Les Bourgeois de Calais by Auguste Rodin was completed in 1889. It serves as a monument to a historical event of 1347 during the Hundred Years' War, when Calais was under siege by the English for over a year. Calais commissioned Rodin to create the sculpture in 1884.
london burgers

 

 

England's Edward III, after a victory in the Battle of Crécy, laid siege to Calais, while Philip VI of France ordered the city to hold. Starvation eventually forced the city to parley for surrender.

Edward offered to spare the people of the city if six of its  leaders would surrender themselves to him, presumably to be executed. Edward ordered that they walk out wearing nooses around their necks, and carrying the keys to the city and castle. One of the wealthiest of the town leaders, Eustache de Saint Pierre, volunteered first, and five other citizens joined with him. Saint Pierre led this envoy of volunteers to the city gates. It was this moment, and this poignant mix of defeat, heroic self-sacrifice, and willingness to face imminent death that Rodin captured in his sculpture, scaled somewhat larger than life. Rodin conceived the sculpture as a study in the varied and complex emotions under which all six men were laboring.  Kenneth Clark has described the work as "Romantic man at the end of his rope."

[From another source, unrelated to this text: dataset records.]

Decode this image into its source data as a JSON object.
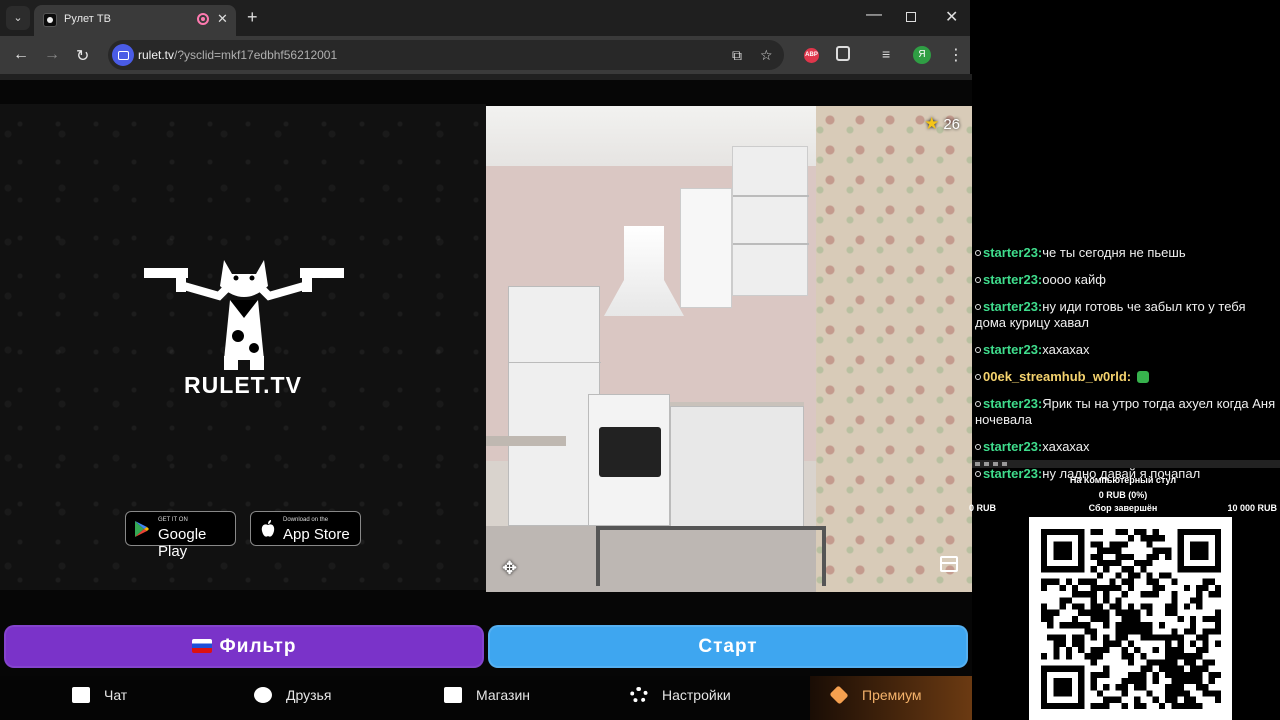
{
  "browser": {
    "tab_title": "Рулет ТВ",
    "tab_close": "✕",
    "new_tab": "+",
    "url_host": "rulet.tv",
    "url_rest": "/?ysclid=mkf17edbhf56212001",
    "back": "←",
    "forward": "→",
    "reload": "↻",
    "menu_chevron": "⌄",
    "window_min": "—",
    "window_close": "✕",
    "install": "⧉",
    "bookmark": "☆",
    "extension_abp": "ABP",
    "media": "≡",
    "profile_initial": "Я",
    "menu": "⋮"
  },
  "left_panel": {
    "logo_text": "RULET.TV",
    "google_play": {
      "small": "GET IT ON",
      "big": "Google Play"
    },
    "app_store": {
      "small": "Download on the",
      "big": "App Store"
    }
  },
  "video": {
    "star_count": "26",
    "star_icon": "★",
    "move_icon": "✥"
  },
  "actions": {
    "filter_label": "Фильтр",
    "start_label": "Старт"
  },
  "bottom_nav": {
    "chat": "Чат",
    "friends": "Друзья",
    "shop": "Магазин",
    "settings": "Настройки",
    "premium": "Премиум"
  },
  "chat": {
    "user_color": "#3fdc8c",
    "alt_user_color": "#f5d36e",
    "messages": [
      {
        "user": "starter23:",
        "text": "че ты сегодня не пьешь"
      },
      {
        "user": "starter23:",
        "text": "оооо кайф"
      },
      {
        "user": "starter23:",
        "text": "ну иди готовь че забыл кто у тебя дома курицу хавал"
      },
      {
        "user": "starter23:",
        "text": "хахахах"
      },
      {
        "user": "00ek_streamhub_w0rld:",
        "text": ""
      },
      {
        "user": "starter23:",
        "text": "Ярик ты на утро тогда ахуел когда Аня ночевала"
      },
      {
        "user": "starter23:",
        "text": "хахахах"
      },
      {
        "user": "starter23:",
        "text": "ну ладно давай я почапал"
      }
    ]
  },
  "donation": {
    "title": "На Компьютерный стул",
    "amount": "0 RUB (0%)",
    "min": "0 RUB",
    "status": "Сбор завершён",
    "max": "10 000 RUB"
  }
}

Although the burghers expected to be executed, their lives were spared by the intervention of England's queen, Philippa of Hainault, who persuaded her husband to exercise mercy by claiming that their deaths would be a bad omen for her unborn child. The original cast is in Calais and there are other copies the one above is in London.

There are twelve casts of the Burgers. The one above is in Victoria Tower Gardens near the Houses of Parliament in London, cast 1908, moved to London in 1915.